Résurrection spatiale de Haendel au Festival de Saint-Denis
La Basilique de Saint-Denis accueille comme une évidence cette œuvre sacrée, mêlant les pleurs de Marie Madeleine et Marie de Cléophas suite à la mort de Jésus, les luttes d'un Ange et de Lucifer, jusqu'à La Résurrection du Christ. La mise en espace signée Olivier Simonnet se veut épurée. La scène se compose en trois parties assez étroites : la première donne sur le public, la seconde regroupe les musiciens scindés en deux groupes afin de laisser une allée pour les chanteurs rejoignant la troisième partie, un espace en largeur surplombant les deux autres. Les lumières de Cécile Trelluyer et Marc Delamézière projetées sur les immenses colonnes reprennent les couleurs des costumes réalisés par l'association La Main Fine. Ceux-ci se constituent tous de la même sorte : une tunique d’une couleur unie assortie à une ceinture (référence aux habits ecclésiastiques).
Emöke Baráth, incarnant le rôle de Maddalena, se distingue par un timbre de soprano léger, clair et aérien, avec une grande souplesse dans le phrasé et une précision patente. Sa technique vocale lui permet de réaliser des ornements avec finesse, apportant sa vivacité aux textes. Cependant, elle fait état dans cette acoustique d'un léger manque de coffre et de respirations parfois brusques.
Dans le rôle de l'Angelo, et toujours auréolée de sa victoire au célèbre Concours Operalia, la soprano Julie Roset demeure peu mobile, pour mieux sculpter son timbre sémillant et cristallin, passant particulièrement dans l'acoustique du lieu. Les aigus sont brillants, le vibrato maîtrisé et sa ligne vocale fluide sait ajouter une dimension éthérée à son interprétation.
Lucile Richardot offre à Cleofe le timbre mature et coloré de son mezzo-soprano côtelé. Ses expressions faciales synchronisées avec l'intonation de son chant ajoutent à l'expressivité se prêtant volontiers à la dramaturgie (le tout renforcé par le fait que, tout au long de la prestation, son articulation et sa diction restent précises, permettant une parfaite compréhension des textes italiens).
Le ténor Emiliano Gonzalez-Toro, dans le rôle de San Giovanni, brille par son timbre lumineux et sa technique vocale immaculée. S'il est fort peu mobile également, c'est aussi en raison de l'espace scénique contraint ainsi que pour installer une voix éclatante, franchissant avec aisance les obstacles de la partition. Il apporte une clarté et une vivacité particulières à son personnage.

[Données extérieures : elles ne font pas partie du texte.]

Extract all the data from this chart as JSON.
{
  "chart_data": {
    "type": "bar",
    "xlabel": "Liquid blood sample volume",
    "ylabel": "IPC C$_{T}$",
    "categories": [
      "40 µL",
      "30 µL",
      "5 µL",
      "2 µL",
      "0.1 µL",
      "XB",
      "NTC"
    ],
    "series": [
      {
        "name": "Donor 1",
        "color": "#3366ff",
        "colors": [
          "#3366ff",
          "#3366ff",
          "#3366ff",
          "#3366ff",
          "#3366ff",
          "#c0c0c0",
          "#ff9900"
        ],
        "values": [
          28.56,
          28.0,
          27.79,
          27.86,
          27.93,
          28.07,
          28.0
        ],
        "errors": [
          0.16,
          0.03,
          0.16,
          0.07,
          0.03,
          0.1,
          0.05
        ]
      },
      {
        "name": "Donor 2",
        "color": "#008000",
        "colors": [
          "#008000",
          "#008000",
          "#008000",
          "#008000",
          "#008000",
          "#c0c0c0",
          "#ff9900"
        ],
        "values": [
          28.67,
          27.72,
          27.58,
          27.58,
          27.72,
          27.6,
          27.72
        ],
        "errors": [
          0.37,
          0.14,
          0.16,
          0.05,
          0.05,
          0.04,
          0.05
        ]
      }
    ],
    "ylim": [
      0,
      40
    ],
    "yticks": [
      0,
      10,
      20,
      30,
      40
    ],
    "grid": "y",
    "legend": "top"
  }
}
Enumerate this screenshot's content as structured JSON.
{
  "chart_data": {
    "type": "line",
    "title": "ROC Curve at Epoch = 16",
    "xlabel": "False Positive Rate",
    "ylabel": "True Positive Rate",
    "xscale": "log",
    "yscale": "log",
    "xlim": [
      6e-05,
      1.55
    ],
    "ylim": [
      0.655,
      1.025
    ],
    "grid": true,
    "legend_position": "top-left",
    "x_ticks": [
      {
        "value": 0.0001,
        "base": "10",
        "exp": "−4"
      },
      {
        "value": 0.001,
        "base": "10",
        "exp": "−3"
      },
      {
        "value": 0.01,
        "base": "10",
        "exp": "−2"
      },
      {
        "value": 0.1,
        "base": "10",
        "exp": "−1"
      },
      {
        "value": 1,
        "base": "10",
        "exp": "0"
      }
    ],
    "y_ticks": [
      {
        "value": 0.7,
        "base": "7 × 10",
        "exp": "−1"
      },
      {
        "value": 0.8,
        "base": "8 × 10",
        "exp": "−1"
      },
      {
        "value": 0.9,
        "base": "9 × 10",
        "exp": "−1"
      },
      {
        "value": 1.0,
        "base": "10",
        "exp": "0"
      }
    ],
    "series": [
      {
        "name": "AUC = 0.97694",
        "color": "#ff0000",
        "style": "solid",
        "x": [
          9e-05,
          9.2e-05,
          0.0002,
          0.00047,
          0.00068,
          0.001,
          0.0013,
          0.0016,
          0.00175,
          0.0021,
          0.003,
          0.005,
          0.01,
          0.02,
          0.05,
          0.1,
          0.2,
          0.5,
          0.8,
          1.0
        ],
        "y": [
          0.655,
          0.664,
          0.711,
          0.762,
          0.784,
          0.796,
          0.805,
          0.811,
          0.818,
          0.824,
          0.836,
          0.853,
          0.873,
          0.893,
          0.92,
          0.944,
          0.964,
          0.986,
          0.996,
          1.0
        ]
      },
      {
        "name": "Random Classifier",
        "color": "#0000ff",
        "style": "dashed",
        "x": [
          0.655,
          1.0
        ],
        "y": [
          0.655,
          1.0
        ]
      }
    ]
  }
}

Dans le rôle de Lucifero, Robert Gleadow (baryton-basse) s'affirme autant par l'investissement dramatique que par les capacités vocales. Il embras(s)e pleinement son personnage, tout en le faisant évoluer. Son timbre, riche et texturé, granuleux et chaud, résonne pleinement dans toute la Basilique. Il semble également assumer une ligne vocale parfois très saccadée, comme il se contorsionne, passant même du sol à debout sur une chaise, tout en maintenant son chant.
Julien Chauvin dirige du violon son ensemble sur instruments d'époque, Le Concert de la Loge. Son jeu se distingue par la souplesse et la légèreté de gestes intentionnellement réduits en amplitude, sauf pour les départs très marqués (et d'autant plus clairs dans ses intentions). Les instrumentistes s'adaptent à l'acoustique du lieu et visent à tirer le meilleur parti des résonances ainsi que dans l'équilibre avec les différentes tessitures des chanteurs, adaptant leurs nuances, contrôlant leurs projections avec justesse (quoiqu'étant en deux groupes).
La soirée est couronnée par une pluie d'applaudissements, ne visant pas, pour leur part, à restreindre ni contrôler la longueur de leurs résonances dans cette Basilique.